La capacité d’autonomie, telle que décrite ci-dessous, recouvre la prise en charge par soi-même de la résolution des problèmes, ainsi que la démarche utilisée pour satisfaire des besoins. L' AUTONOMIE DANS LE TRAVAIL, OU L 'AUTONOMIE COMME MARGE DE MANŒUVRE Cette première forme d'autonomie prévaut largement dans la littérature.
On peut renvoyer notamment aux travaux de Michel Crozier et Ehrard FriedbergCe modèle en deux dimensions permet une représentation graphique avec les trois stades de maîtrise en ordonnées et les trois niveaux de marges de manœuvre en abscisses, pour figurer le positionnement actuel de chaque entité (business unit), celui auquel la transformation doit les conduire et la trajectoire entre ces deux situations.L’entreprise libérée a trouvé un écho très significatif en France du fait du profond retard de notre pays dans l’évolution vers des organisations du travail plus participatives, misant sur l’autonomie des collaborateurs.

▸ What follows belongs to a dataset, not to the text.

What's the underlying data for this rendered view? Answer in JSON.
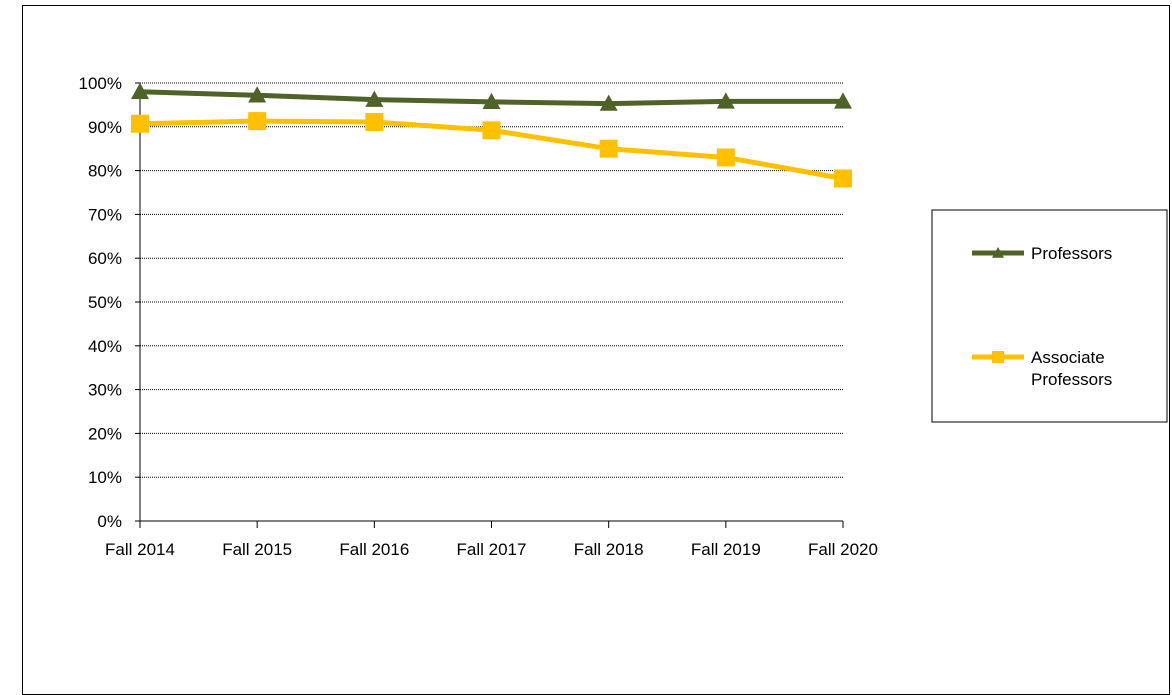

Cette monotonie affecte 33% des 20-24 ans. Le solde, soit 35%, est constitué des salariés dans des organisations intermédiaires. Elle peut être un acte de protection de l’organisation (parvenir à tenir la qualité, les délais ou les coûts, malgré les aléas de la production ou les défaillances de l’organisation du travail) mais aussi, à l’inverse, « un acte de résistance (d’appropriation et d’affirmation de soi) contre l’ordre de l’usine »Le sociologue Alain Ehrenberg donne une définition de l’autonomie très éclairante sur les contextes de travail, qui illustre le stade 3, celui qui est souvent négligé par l’« entreprise libérée » : « Parfois le stade d’autonomie atteint par un salarié ou un collectif de travail s’impose (du fait de la complexité qui rend les traditionnelles batteries de prescription obsolètes), parfois il est conquis, plus rarement il est octroyé ou encouragé par le management. C’est dans cet objectif que je propose un outil de diagnostic et de pilotage du changement : un modèle d’analyse de l’autonomie, développé selon deux dimensions, le stade de maîtrise de l’autonomie et le niveau de marges de manœuvre.Un grand merci pour ce bel article et pour sa richesse d’analyse.

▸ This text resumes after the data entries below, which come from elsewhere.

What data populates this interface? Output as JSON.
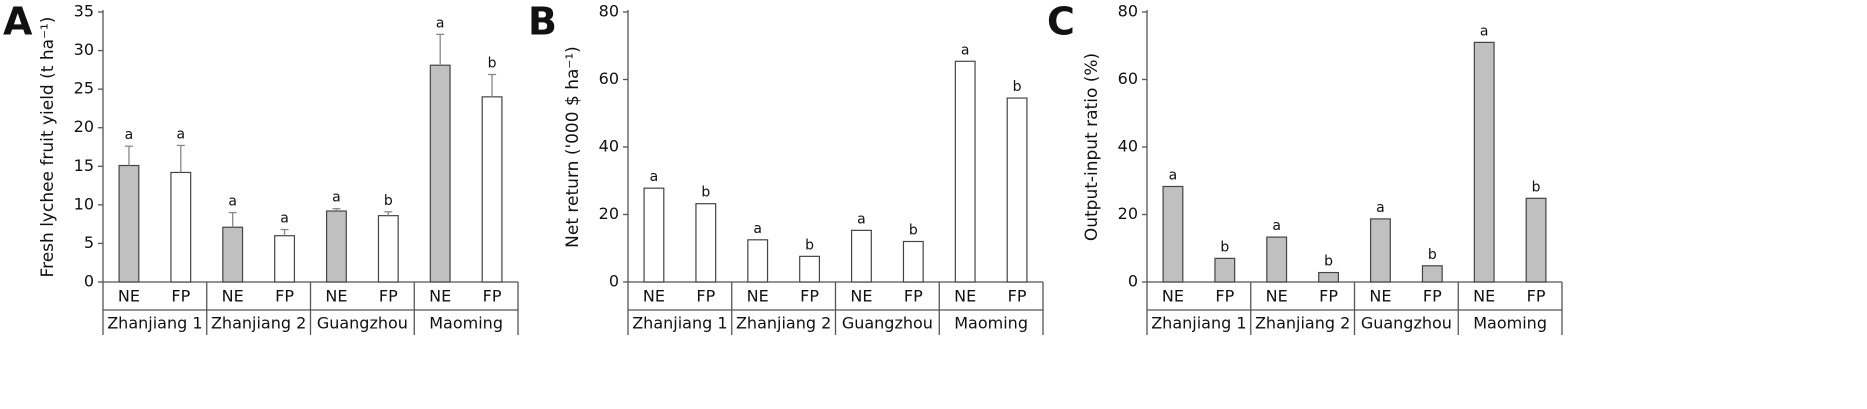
{
  "chart_data": [
    {
      "type": "bar",
      "panel": "A",
      "y_label": "Fresh lychee fruit yield (t ha⁻¹)",
      "groups": [
        "Zhanjiang 1",
        "Zhanjiang 2",
        "Guangzhou",
        "Maoming"
      ],
      "series": [
        {
          "name": "NE",
          "color": "#c0c0c0",
          "values": [
            15.1,
            7.1,
            9.2,
            28.1
          ],
          "errors": [
            2.5,
            1.9,
            0.3,
            4.0
          ],
          "letters": [
            "a",
            "a",
            "a",
            "a"
          ]
        },
        {
          "name": "FP",
          "color": "#ffffff",
          "values": [
            14.2,
            6.0,
            8.6,
            24.0
          ],
          "errors": [
            3.5,
            0.8,
            0.5,
            2.9
          ],
          "letters": [
            "a",
            "a",
            "b",
            "b"
          ]
        }
      ],
      "ylim": [
        0,
        35
      ],
      "yticks": [
        0,
        5,
        10,
        15,
        20,
        25,
        30,
        35
      ]
    },
    {
      "type": "bar",
      "panel": "B",
      "y_label": "Net return ('000 $ ha⁻¹)",
      "groups": [
        "Zhanjiang 1",
        "Zhanjiang 2",
        "Guangzhou",
        "Maoming"
      ],
      "series": [
        {
          "name": "NE",
          "color": "#ffffff",
          "values": [
            27.8,
            12.5,
            15.3,
            65.4
          ],
          "letters": [
            "a",
            "a",
            "a",
            "a"
          ]
        },
        {
          "name": "FP",
          "color": "#ffffff",
          "values": [
            23.2,
            7.6,
            12.0,
            54.5
          ],
          "letters": [
            "b",
            "b",
            "b",
            "b"
          ]
        }
      ],
      "ylim": [
        0,
        80
      ],
      "yticks": [
        0,
        20,
        40,
        60,
        80
      ]
    },
    {
      "type": "bar",
      "panel": "C",
      "y_label": "Output-input ratio (%)",
      "groups": [
        "Zhanjiang 1",
        "Zhanjiang 2",
        "Guangzhou",
        "Maoming"
      ],
      "series": [
        {
          "name": "NE",
          "color": "#c0c0c0",
          "values": [
            28.3,
            13.3,
            18.7,
            71.0
          ],
          "letters": [
            "a",
            "a",
            "a",
            "a"
          ]
        },
        {
          "name": "FP",
          "color": "#c0c0c0",
          "values": [
            7.0,
            2.8,
            4.8,
            24.8
          ],
          "letters": [
            "b",
            "b",
            "b",
            "b"
          ]
        }
      ],
      "ylim": [
        0,
        80
      ],
      "yticks": [
        0,
        20,
        40,
        60,
        80
      ]
    }
  ]
}
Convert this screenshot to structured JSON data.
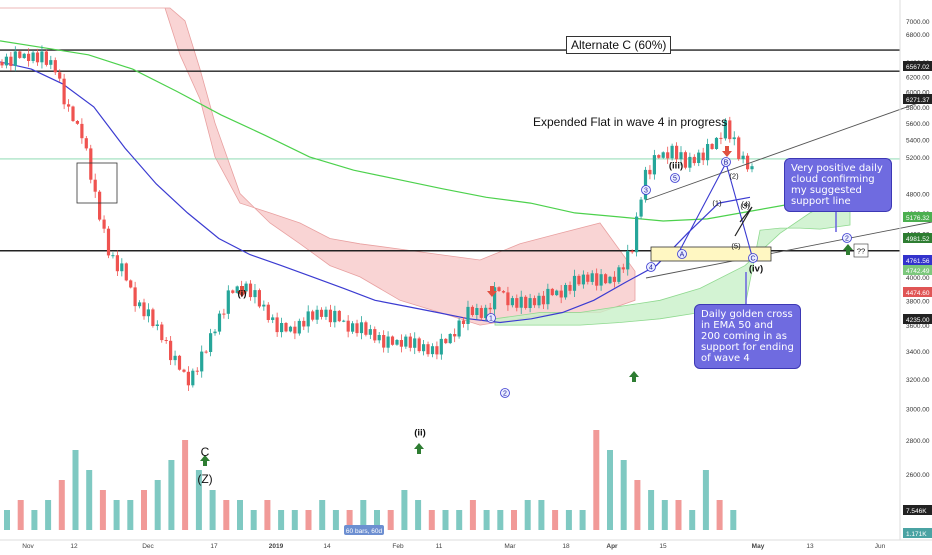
{
  "chart_data": {
    "type": "candlestick",
    "title": "Alternate C (60%)",
    "subtitle": "Expended Flat in wave 4 in progress",
    "y_axis": {
      "ylim": [
        2300,
        7200
      ],
      "scale": "log",
      "ticks": [
        "7000.00",
        "6800.00",
        "6400.00",
        "6200.00",
        "6000.00",
        "5800.00",
        "5600.00",
        "5400.00",
        "5200.00",
        "4800.00",
        "4600.00",
        "4400.00",
        "4000.00",
        "3800.00",
        "3600.00",
        "3400.00",
        "3200.00",
        "3000.00",
        "2800.00",
        "2600.00",
        "2400.00"
      ],
      "markers": [
        {
          "label": "6567.02",
          "color": "#222222"
        },
        {
          "label": "6271.37",
          "color": "#222222"
        },
        {
          "label": "5176.32",
          "color": "#4caf50"
        },
        {
          "label": "4981.52",
          "color": "#2e7d32"
        },
        {
          "label": "4761.56",
          "color": "#3333cc"
        },
        {
          "label": "4742.49",
          "color": "#7cc87c"
        },
        {
          "label": "4474.60",
          "color": "#e05555"
        },
        {
          "label": "4235.00",
          "color": "#222222"
        },
        {
          "label": "7.546K",
          "color": "#222222"
        },
        {
          "label": "1.171K",
          "color": "#4aa3a3"
        }
      ]
    },
    "x_axis": {
      "ticks": [
        "Nov",
        "12",
        "Dec",
        "17",
        "2019",
        "14",
        "Feb",
        "11",
        "Mar",
        "18",
        "Apr",
        "15",
        "May",
        "13",
        "Jun"
      ]
    },
    "series": [
      {
        "name": "Price (4h candles)",
        "close_path": [
          6400,
          6450,
          6520,
          6430,
          6300,
          5700,
          5500,
          4700,
          4200,
          4050,
          3800,
          3650,
          3500,
          3300,
          3200,
          3350,
          3600,
          3850,
          3950,
          3800,
          3650,
          3550,
          3600,
          3650,
          3700,
          3650,
          3600,
          3550,
          3500,
          3450,
          3500,
          3420,
          3400,
          3450,
          3600,
          3700,
          3680,
          3900,
          3800,
          3750,
          3800,
          3850,
          3900,
          3950,
          4000,
          3950,
          4050,
          4200,
          5000,
          5200,
          5300,
          5100,
          5200,
          5300,
          5600,
          5200,
          5050
        ]
      },
      {
        "name": "EMA 50",
        "values": [
          6400,
          6300,
          6100,
          5800,
          5300,
          4900,
          4600,
          4350,
          4200,
          4100,
          4000,
          3900,
          3800,
          3750,
          3700,
          3650,
          3620,
          3650,
          3700,
          3800,
          3950,
          4100,
          4400,
          4700,
          4760
        ]
      },
      {
        "name": "EMA 200",
        "values": [
          6700,
          6600,
          6500,
          6300,
          6000,
          5700,
          5450,
          5200,
          5050,
          4950,
          4850,
          4760,
          4700,
          4600,
          4560,
          4520,
          4540,
          4620,
          4700,
          4750
        ]
      },
      {
        "name": "Volume",
        "values": [
          2,
          3,
          2,
          3,
          5,
          8,
          6,
          4,
          3,
          3,
          4,
          5,
          7,
          9,
          6,
          4,
          3,
          3,
          2,
          3,
          2,
          2,
          2,
          3,
          2,
          2,
          3,
          2,
          2,
          4,
          3,
          2,
          2,
          2,
          3,
          2,
          2,
          2,
          3,
          3,
          2,
          2,
          2,
          10,
          8,
          7,
          5,
          4,
          3,
          3,
          2,
          6,
          3,
          2
        ]
      }
    ],
    "wave_labels": [
      "(iii)",
      "(iv)",
      "(i)",
      "(ii)",
      "C",
      "(Z)",
      "1",
      "2",
      "3",
      "4",
      "5",
      "A",
      "B",
      "C",
      "(1)",
      "(2)",
      "(3)",
      "(4)",
      "(5)",
      "2",
      "??"
    ],
    "annotations": [
      "Very positive daily cloud confirming my suggested support line",
      "Daily golden cross in EMA 50 and 200 coming in as support for ending of wave 4",
      "60 bars, 60d"
    ]
  },
  "colors": {
    "up": "#26a69a",
    "down": "#ef5350",
    "ema50": "#3b3bd1",
    "ema200": "#4cd14c",
    "cloud_bear": "#f7c5c5",
    "cloud_bull": "#c8f0c8",
    "annotation_bg": "#6f6be0",
    "arrow_up": "#2e7d32",
    "arrow_down": "#e05040"
  }
}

L’autonomie présentée ici, correspond …
Parce qu’elle est un enjeu essentiel de la qualité de vie au travail.
En stade 3, l’autonomie s’exprime à l’initiative du collaborateur (et non seulement de façon réactive ou adaptative comme en stade 2).

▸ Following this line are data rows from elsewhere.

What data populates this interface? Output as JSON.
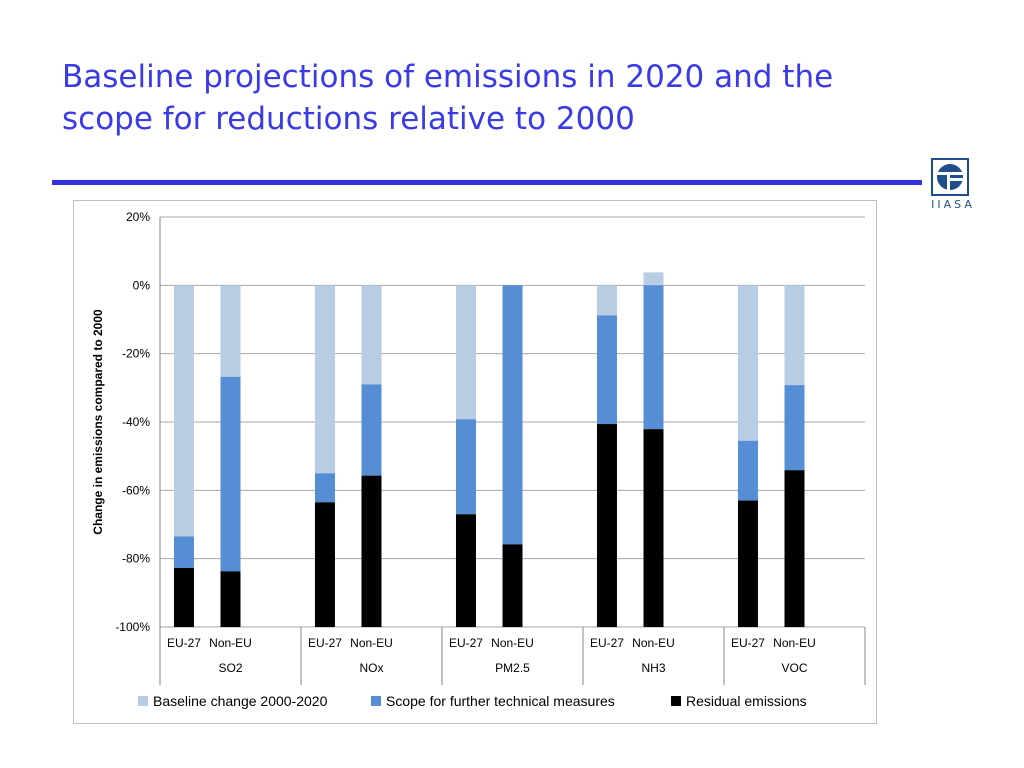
{
  "slide": {
    "title_line1": "Baseline projections of emissions in 2020 and the",
    "title_line2": "scope for reductions relative to 2000"
  },
  "logo": {
    "text": "IIASA"
  },
  "chart_data": {
    "type": "bar",
    "stacked": true,
    "ylabel": "Change in emissions compared to 2000",
    "ylim": [
      -100,
      20
    ],
    "yticks": [
      20,
      0,
      -20,
      -40,
      -60,
      -80,
      -100
    ],
    "ytick_labels": [
      "20%",
      "0%",
      "-20%",
      "-40%",
      "-60%",
      "-80%",
      "-100%"
    ],
    "grid": true,
    "legend_position": "bottom",
    "groups": [
      "SO2",
      "NOx",
      "PM2.5",
      "NH3",
      "VOC"
    ],
    "subcategories": [
      "EU-27",
      "Non-EU"
    ],
    "series": [
      {
        "name": "Baseline change 2000-2020",
        "color": "#b8cce4",
        "values": [
          -73.5,
          -26.8,
          -55.0,
          -29.0,
          -39.2,
          0.0,
          -8.8,
          3.8,
          -45.5,
          -29.2
        ]
      },
      {
        "name": "Scope for further technical measures",
        "color": "#558ed5",
        "values": [
          -9.2,
          -56.9,
          -8.5,
          -26.7,
          -27.8,
          -75.8,
          -31.8,
          -42.1,
          -17.5,
          -24.9
        ]
      },
      {
        "name": "Residual emissions",
        "color": "#000000",
        "values": [
          -17.3,
          -16.3,
          -36.5,
          -44.3,
          -33.0,
          -24.2,
          -59.4,
          -57.9,
          -37.0,
          -45.9
        ]
      }
    ]
  }
}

Le modèle de Karasek combine deux familles de facteurs de stress: la “demande psychologique” (contraintes liées à l’exécution de la tâche : quantité, variabilité, complexité, temps ou autres) et “la latitude décisionnelle” (contrôle et marge de manœuvre dont l’opérateur dispose sur son travail et utilisation des compétences). La France ne se situe qu’à 38% et seuls 3 pays sont moins bien classés : l’Italie, la Pologne et le Portugal.Le « management à la française » ne semble guère s’astreindre à tenir compte ou solliciter les avis exprimés par les salariés.